Immediately following the block header are (block length - (17 + name length)) bytes of data, whose contents depend on the block type name and block type version. Currently the three types of blocks which are defined/used are "EnumDef", which records the defined enumerators of an enum type, "RangedInjectionConfiguration", which records the settings of a 'ranged' LeptonInjector generator, and "VolumeInjectionConfiguration", which records the settings of a 'volume' LeptonInjector generator. Their layouts are as follows:

EnumDef{
size_t: enum name length
            char[enum name length]: enum name
            uint32_t: number of enumerators
            Enumerator{
int64_t: enumerator value
             size_t: enumerator name length
             char[enumerator name length]: enumerator name
            }[number of enumerators]: enumerators
}

EnumDef is currently used to record the values of the I3Particle::ParticleType enum, in order to provide compatibility in case of future changes. LeptonInjector shall ensure that an EnumDef block has been written for this enum (or any other enum which might be used) before any block using that enum is written. 

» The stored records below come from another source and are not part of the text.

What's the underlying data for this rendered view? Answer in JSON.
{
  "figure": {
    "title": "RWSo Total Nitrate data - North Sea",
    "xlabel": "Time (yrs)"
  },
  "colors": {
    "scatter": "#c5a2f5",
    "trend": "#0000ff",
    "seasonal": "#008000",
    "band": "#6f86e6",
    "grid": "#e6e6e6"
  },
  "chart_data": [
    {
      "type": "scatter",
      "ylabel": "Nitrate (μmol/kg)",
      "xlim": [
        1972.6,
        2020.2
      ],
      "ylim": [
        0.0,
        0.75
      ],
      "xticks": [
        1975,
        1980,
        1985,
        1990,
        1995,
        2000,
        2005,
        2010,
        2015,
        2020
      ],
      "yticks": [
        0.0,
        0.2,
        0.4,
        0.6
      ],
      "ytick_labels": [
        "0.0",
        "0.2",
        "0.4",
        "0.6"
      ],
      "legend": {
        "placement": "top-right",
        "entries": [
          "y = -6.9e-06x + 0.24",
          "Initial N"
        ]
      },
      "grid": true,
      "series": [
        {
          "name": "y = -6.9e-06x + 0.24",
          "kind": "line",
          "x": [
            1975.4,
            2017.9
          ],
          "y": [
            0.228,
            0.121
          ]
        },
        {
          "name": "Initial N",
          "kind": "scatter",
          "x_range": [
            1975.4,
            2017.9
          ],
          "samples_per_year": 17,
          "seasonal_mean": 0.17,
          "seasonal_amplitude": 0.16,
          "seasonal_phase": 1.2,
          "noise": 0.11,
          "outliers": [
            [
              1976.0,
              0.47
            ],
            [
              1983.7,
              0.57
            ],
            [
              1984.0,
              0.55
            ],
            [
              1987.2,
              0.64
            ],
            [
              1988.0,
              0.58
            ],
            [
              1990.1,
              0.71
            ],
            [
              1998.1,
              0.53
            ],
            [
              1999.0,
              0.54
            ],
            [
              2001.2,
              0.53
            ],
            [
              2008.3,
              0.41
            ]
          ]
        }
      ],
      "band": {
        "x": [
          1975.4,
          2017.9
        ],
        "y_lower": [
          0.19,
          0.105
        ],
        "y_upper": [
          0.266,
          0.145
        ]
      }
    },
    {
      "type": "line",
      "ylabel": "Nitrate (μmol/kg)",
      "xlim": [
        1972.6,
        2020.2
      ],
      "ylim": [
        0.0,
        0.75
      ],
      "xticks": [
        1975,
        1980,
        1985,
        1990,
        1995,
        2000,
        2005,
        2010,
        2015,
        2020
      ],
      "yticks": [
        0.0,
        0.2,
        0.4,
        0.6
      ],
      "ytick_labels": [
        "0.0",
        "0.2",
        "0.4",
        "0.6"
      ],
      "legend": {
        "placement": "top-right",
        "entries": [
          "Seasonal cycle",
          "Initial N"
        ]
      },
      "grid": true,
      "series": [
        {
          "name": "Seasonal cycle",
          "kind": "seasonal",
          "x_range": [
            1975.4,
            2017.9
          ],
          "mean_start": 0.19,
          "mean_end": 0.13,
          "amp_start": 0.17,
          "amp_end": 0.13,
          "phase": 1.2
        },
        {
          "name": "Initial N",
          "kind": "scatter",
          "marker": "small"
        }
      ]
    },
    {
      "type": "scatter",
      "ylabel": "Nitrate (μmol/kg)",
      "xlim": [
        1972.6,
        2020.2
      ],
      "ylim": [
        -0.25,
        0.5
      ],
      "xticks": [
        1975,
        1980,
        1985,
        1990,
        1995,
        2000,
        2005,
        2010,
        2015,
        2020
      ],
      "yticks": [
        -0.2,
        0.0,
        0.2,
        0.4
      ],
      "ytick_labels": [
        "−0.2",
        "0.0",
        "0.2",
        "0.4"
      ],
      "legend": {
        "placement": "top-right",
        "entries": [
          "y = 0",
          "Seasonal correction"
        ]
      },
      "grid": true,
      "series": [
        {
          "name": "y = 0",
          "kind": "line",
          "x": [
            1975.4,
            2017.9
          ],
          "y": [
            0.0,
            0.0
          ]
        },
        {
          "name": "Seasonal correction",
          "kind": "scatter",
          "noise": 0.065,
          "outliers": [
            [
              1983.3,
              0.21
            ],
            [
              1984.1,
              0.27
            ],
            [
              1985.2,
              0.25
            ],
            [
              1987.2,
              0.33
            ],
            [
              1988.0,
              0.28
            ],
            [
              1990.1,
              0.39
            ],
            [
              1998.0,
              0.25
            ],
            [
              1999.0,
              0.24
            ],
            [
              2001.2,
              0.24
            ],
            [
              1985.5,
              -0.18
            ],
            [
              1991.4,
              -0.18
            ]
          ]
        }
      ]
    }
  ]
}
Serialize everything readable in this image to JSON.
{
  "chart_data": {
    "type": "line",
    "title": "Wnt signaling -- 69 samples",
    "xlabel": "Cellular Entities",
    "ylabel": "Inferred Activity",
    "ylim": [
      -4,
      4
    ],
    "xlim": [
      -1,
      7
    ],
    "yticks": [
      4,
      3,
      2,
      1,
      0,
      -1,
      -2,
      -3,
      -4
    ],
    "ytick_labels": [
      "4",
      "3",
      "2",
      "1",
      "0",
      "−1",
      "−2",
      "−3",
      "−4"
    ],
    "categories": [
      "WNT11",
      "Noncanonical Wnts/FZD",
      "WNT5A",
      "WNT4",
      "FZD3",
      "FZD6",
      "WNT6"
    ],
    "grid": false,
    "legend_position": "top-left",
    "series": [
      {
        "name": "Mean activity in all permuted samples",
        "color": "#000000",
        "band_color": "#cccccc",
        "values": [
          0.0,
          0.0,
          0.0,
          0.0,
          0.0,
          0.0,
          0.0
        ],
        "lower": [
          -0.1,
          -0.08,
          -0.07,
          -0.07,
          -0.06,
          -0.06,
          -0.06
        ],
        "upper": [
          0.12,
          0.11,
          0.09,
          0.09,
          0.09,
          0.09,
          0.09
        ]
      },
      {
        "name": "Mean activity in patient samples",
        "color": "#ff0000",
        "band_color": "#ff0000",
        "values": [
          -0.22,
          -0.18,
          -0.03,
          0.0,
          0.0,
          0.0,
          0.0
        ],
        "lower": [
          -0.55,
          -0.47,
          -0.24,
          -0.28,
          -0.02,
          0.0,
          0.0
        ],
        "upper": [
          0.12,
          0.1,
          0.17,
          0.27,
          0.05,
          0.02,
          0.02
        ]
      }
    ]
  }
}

RangedInjectionConfiguration{
uint32_t: number of events
              double: minimum energy (GeV)
              double: maximum energy (GeV)
              double: energy power law index
              double: minimum azimuth angle (radians)
              double: maximum azimuth angle (radians)
              double: minimum zenith angle (radians)
              double: maximum zenith angle (radians)
              I3Particle::ParticleType: final particle type 1
              I3Particle::ParticleType: final particle type 2
              size_t: cross section data length
              char[cross section data length]: cross section data
              double: injection radius (meter)
              double: end cap length (meter)
}

VolumeInjectionConfiguration{
uint32_t: number of events
              double: minimum energy (GeV)
              double: maximum energy (GeV)
              double: energy power law index
              double: minimum azimuth angle (radians)
              double: maximum azimuth angle (radians)
              double: minimum zenith angle (radians)
              double: maximum zenith angle (radians)
              I3Particle::ParticleType: final particle type 1
              I3Particle::ParticleType: final particle type 2
              size_t: cross section data length
              char[cross section data length]: cross section data
              double: cylinder radius (meter)
              double: cylinder height (meter)
}

The cross section data stored in each InjectionConfiguration is a data blob produced by and suitable for passing back to the photospline library (a FITS file stored in memory), representing a three dimensional spline whose dimensions are: 

1. log10 of incoming neutrino energy in GeV
2. log10 of fractional parton momentum, x
3. log10 of fractional energy transfer, y

The result of evaulating the spline is a cross section in cm^2.